# Help me check my HW (area under a curve)

• kingkong11
It shouldn't depend on whether the function is increasing or decreasing. However, the function itself may affect the accuracy of the approximation. In summary, the conversation discusses using the right endpoint formula to find the area under the curve of a function and the mistake made in applying the formula. The correct setup for the formula is also mentioned, as well as the potential effects of the function on the accuracy of the approximation.

## Homework Statement

I need to use the right endpoint formula to find the area under the curve f(x) = 4-x2 over the interval [1,2]
I integrated this problem and got 5/3. But doing it the long way got me 11/3. Can someone where I made my mistake on applying the right endpoint formula, thanks!

## Homework Equations

right endpoint formula = $$f(\frac{b-a}{n}*k)$$ and $$\sum_{k=1}^n K^2 = \frac{n(n+1)(2n+1)}{6}$$

## The Attempt at a Solution

Before I use the right endpoint formula I tried integration and got:
$$\int_{1}^{2} 4-x^2 dx = \left[ 4x-\frac{x^3}{3}\right]_{1}^{2} = \frac{5}{3}$$

here is what I got using the right endpoint formula:
$$\lim_{n\rightarrow\infty} \sum_{k=1}^n f(\frac{k}{n})*\frac{1}{n} = \left[4-(\frac{k^2}{n^2})\right]*\frac{1}{n}$$
$$= \frac{4}{n} - \frac{K^2}{n^3}$$
$$\lim_{n\rightarrow\infty} 4 - \frac{1}{n^3}(\frac{(n(n+1)(2n+1)}{6} )$$
$$= 4 - \frac{1}{3} = \frac{11}{3}$$

kingkong11 said:

## Homework Statement

I need to use the right endpoint formula to find the area under the curve f(x) = 4-x2 over the interval [1,2]
I integrated this problem and got 5/3. But doing it the long way got me 11/3. Can someone where I made my mistake on applying the right endpoint formula, thanks!

## Homework Equations

right endpoint formula = $$f(\frac{b-a}{n}*k)$$ and $$\sum_{k=1}^n K^2 = \frac{n(n+1)(2n+1)}{6}$$

## The Attempt at a Solution

Before I use the right endpoint formula I tried integration and got:
$$\int_{1}^{2} 4-x^2 dx = \left[ 4x-\frac{x^3}{3}\right]_{1}^{2} = \frac{5}{3}$$

here is what I got using the right endpoint formula:
$$\lim_{n\rightarrow\infty} \sum_{k=1}^n f(\frac{k}{n})*\frac{1}{n} = \left[4-(\frac{k^2}{n^2})\right]*\frac{1}{n}$$
$$= \frac{4}{n} - \frac{K^2}{n^3}$$
$$\lim_{n\rightarrow\infty} 4 - \frac{1}{n^3}(\frac{(n(n+1)(2n+1)}{6} )$$
$$= 4 - \frac{1}{3} = \frac{11}{3}$$

You made a mistake using the right endpoint, mainly the set up of the problem the way I see it.

It should be something like:

lim as n --> infinity

summation from k = 1 to n of

[4 - (1 + k(1/n))^2] x (1/n)

Hint: try evaluating $$\int_0^1 f(x) dx$$

physicsman2 said:
You made a mistake using the right endpoint, mainly the set up of the problem the way I see it.

It should be something like:

lim as n --> infinity

summation from k = 1 to n of

[4 - (1 + k(1/n))^2] x (1/n)

I looked at my setup again, but I still don't see the mistake.
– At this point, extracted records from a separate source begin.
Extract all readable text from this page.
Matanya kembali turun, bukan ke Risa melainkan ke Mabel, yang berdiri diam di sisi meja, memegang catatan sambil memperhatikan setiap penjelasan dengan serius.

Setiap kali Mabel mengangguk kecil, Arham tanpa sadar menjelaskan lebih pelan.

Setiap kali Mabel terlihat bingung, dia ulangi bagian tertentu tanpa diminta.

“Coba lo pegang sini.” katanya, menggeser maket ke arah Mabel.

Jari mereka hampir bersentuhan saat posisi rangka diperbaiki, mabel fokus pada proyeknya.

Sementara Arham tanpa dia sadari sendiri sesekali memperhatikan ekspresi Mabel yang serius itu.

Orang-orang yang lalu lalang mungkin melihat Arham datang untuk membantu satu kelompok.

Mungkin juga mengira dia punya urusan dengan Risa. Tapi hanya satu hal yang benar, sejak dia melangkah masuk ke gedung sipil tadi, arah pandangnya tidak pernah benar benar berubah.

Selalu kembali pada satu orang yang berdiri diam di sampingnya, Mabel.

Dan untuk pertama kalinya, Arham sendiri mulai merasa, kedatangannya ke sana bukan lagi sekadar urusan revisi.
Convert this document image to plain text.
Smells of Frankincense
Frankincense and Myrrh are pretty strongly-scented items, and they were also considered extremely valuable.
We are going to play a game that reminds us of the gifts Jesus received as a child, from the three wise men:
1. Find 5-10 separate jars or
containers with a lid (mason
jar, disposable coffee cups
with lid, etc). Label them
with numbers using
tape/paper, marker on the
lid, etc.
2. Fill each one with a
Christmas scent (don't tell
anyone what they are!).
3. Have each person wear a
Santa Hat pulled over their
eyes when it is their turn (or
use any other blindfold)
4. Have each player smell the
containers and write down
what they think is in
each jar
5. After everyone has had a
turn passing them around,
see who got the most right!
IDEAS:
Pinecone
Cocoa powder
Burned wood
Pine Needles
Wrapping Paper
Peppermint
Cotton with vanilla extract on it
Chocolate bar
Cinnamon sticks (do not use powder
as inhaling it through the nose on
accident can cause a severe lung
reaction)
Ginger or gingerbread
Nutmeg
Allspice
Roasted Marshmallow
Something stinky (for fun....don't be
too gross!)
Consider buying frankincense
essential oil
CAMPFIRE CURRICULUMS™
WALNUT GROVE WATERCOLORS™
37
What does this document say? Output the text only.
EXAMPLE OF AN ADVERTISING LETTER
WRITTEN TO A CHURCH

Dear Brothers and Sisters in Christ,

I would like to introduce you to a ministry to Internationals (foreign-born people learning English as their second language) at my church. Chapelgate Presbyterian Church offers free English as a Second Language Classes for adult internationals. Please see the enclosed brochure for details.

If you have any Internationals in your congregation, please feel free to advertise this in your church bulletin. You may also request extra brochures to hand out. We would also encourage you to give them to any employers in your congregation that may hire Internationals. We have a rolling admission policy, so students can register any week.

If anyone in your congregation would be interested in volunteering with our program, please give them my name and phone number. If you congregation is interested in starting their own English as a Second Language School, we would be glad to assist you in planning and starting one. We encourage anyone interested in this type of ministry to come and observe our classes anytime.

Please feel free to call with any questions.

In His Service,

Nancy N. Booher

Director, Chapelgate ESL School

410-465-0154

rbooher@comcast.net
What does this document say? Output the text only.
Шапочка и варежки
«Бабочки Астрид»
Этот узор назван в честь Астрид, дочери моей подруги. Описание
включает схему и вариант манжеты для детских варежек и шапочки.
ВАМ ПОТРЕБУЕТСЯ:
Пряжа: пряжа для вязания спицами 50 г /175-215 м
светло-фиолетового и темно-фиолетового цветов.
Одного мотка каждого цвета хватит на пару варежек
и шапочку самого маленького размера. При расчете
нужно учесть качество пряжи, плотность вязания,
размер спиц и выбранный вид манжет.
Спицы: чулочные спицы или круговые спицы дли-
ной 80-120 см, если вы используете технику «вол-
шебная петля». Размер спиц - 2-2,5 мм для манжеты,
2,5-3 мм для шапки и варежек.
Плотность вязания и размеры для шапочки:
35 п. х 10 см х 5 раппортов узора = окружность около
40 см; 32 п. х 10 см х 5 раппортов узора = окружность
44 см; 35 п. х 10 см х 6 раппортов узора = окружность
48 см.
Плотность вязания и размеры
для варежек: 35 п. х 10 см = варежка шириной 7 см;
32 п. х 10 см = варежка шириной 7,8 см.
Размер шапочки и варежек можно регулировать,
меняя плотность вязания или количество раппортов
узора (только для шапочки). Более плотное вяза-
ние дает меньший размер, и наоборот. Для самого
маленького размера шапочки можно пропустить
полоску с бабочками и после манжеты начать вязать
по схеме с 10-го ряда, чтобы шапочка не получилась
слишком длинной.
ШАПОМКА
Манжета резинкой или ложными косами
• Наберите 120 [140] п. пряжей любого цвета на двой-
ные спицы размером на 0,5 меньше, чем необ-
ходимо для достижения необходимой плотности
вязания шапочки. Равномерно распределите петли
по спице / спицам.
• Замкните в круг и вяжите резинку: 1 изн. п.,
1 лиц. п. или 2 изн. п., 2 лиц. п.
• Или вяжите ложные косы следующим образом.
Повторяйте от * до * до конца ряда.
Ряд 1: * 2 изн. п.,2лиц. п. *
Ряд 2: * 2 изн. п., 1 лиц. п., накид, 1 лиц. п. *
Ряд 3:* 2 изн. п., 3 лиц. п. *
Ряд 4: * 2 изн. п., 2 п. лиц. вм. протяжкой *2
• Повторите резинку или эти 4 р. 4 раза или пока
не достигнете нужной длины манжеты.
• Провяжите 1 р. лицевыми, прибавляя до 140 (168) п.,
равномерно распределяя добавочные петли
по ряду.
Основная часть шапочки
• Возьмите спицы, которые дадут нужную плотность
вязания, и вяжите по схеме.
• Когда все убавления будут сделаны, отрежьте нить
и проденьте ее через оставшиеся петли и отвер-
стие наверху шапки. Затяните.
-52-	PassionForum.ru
Where did you get the 1 from? [4 - (1 + k(1/n))^2] can you explain a little more please?
Thanks

kingkong11 said:
I looked at my setup again, but I still don't see the mistake. Where did you get the 1 from? [4 - (1 + k(1/n))^2] can you explain a little more please?
Thanks

what you substitute for x should be in the form a + k(delta x) since it's a right endpoint approximation (at least the way I learned it). where a is the lower bound of integration or first number in the interval, in this case 1.

Edit: I get 5/3 my way.

Last edited:
physicsman2 said:
what you substitute for x should be in the form a + k(delta x) since it's a right endpoint approximation (at least the way I learned it). where a is the lower bound of integration or first number in the interval, in this case 1.

Edit: I get 5/3 my way.

Yea, the formula I used is off that's why I was not able to figure out which part I made a mistake on.

While on the subject of formula, do I switch formula when I have an increasing function?

kingkong11 said:
While on the subject of formula, do I switch formula when I have an increasing function?

What do you mean?

The formula depends on where you are approximating, i.e. right endpoint, left endpoint or midpoint.